Ok, latest draft:
I simply don't see how it will be possible for you to get anything from my house until I get back to the states. I've given you no indication that I would destroy your stuff, or do anything for the purpose of inconveniencing or hurting you. I've done my best to offer you emotional and financial support from the day this all started, and tried to be the best husband I can be. I've been civil in our conversations, and clear in my intentions. I still value you, and I still value our marriage. We made a commitment to each other, and I have no intention of bailing just when we've gotten to the "worse" part of "for better or worse." Nothing has happened that can't be worked through, and other people have made it through much worse. I have no interested in discussing the details of ending our marriage. If you'd like to discuss how to move forward and rebuild our marriage, I'm available to talk any time. I've been trying to talk to you in regular emails, and I agree that it's going to be hard to stay married if you don't talk back and help to rebuild our marriage.

We both know that I have never threatened you with violence or laid a hand on you and I never would, so I urge you to be honest with yourself and with others in that regard. I have made my Chain of Command aware that you may accuse me of threatening you. You can reach my BN commander @ XXXXXX. He has been privy to all of our written conversations since this all began (including this one, where you threaten to make accusations in order to get your things,) so I wouldn't expect a great deal of sympathy from him when you make outrageous claims without proof.
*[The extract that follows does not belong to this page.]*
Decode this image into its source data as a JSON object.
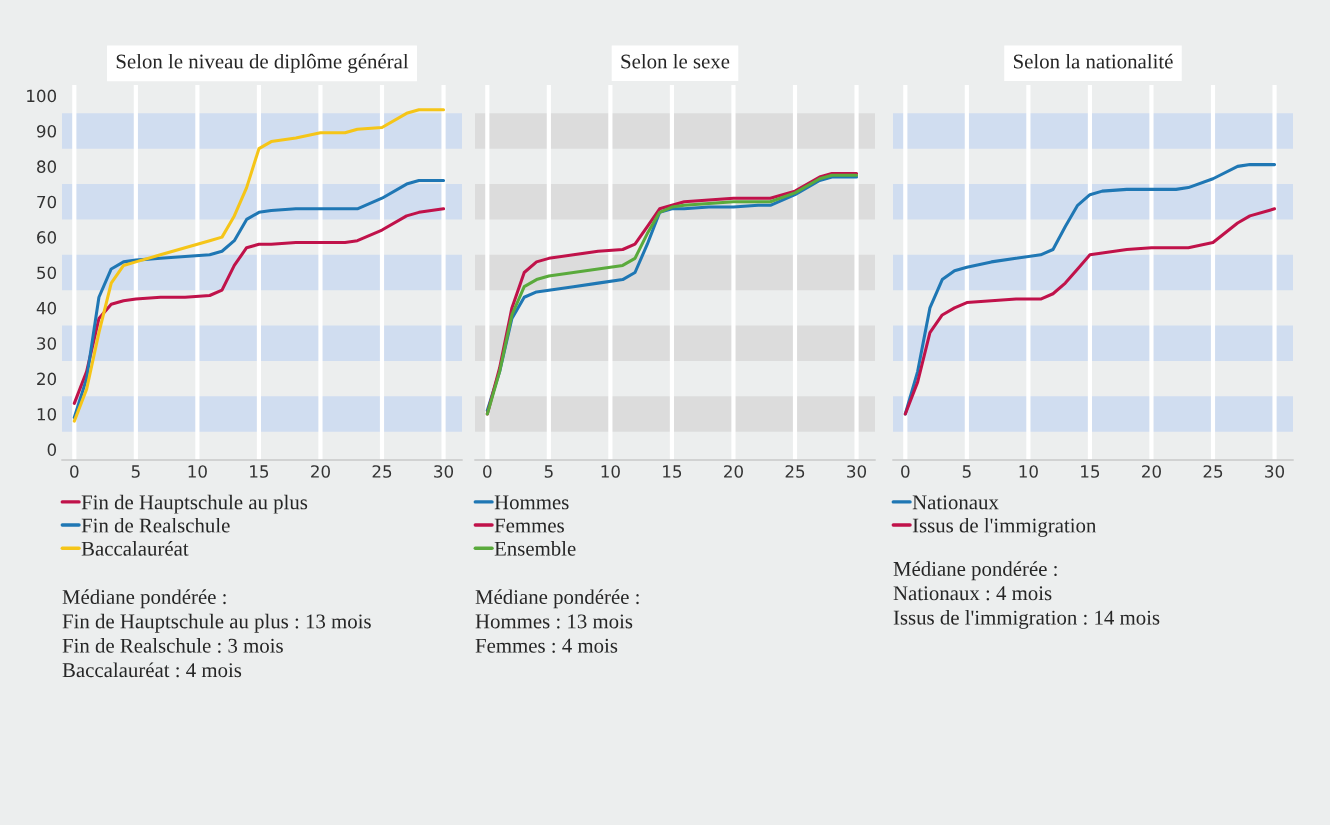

The only thing I have done, is lived my life and my marriage in the light. It is what I require from my wife and a fellow officer. Nothing that has been reported or conveyed along the chain of command is done out of spite, but with a deep disappointment and sorrow. I initially tried to reconcile our relationship with love and understanding. But your failure to break off your affair with Frost left me no alternative but to act in any way possible that would end your affair and give our marriage a chance. I am sorry if the path that you left me creates a larger gulf between us. But I was left no choice. I love you and hope that when this situation is resolved that we can focus on reconciling our marriage. As always, I am here for you and will love and support you in any way I can.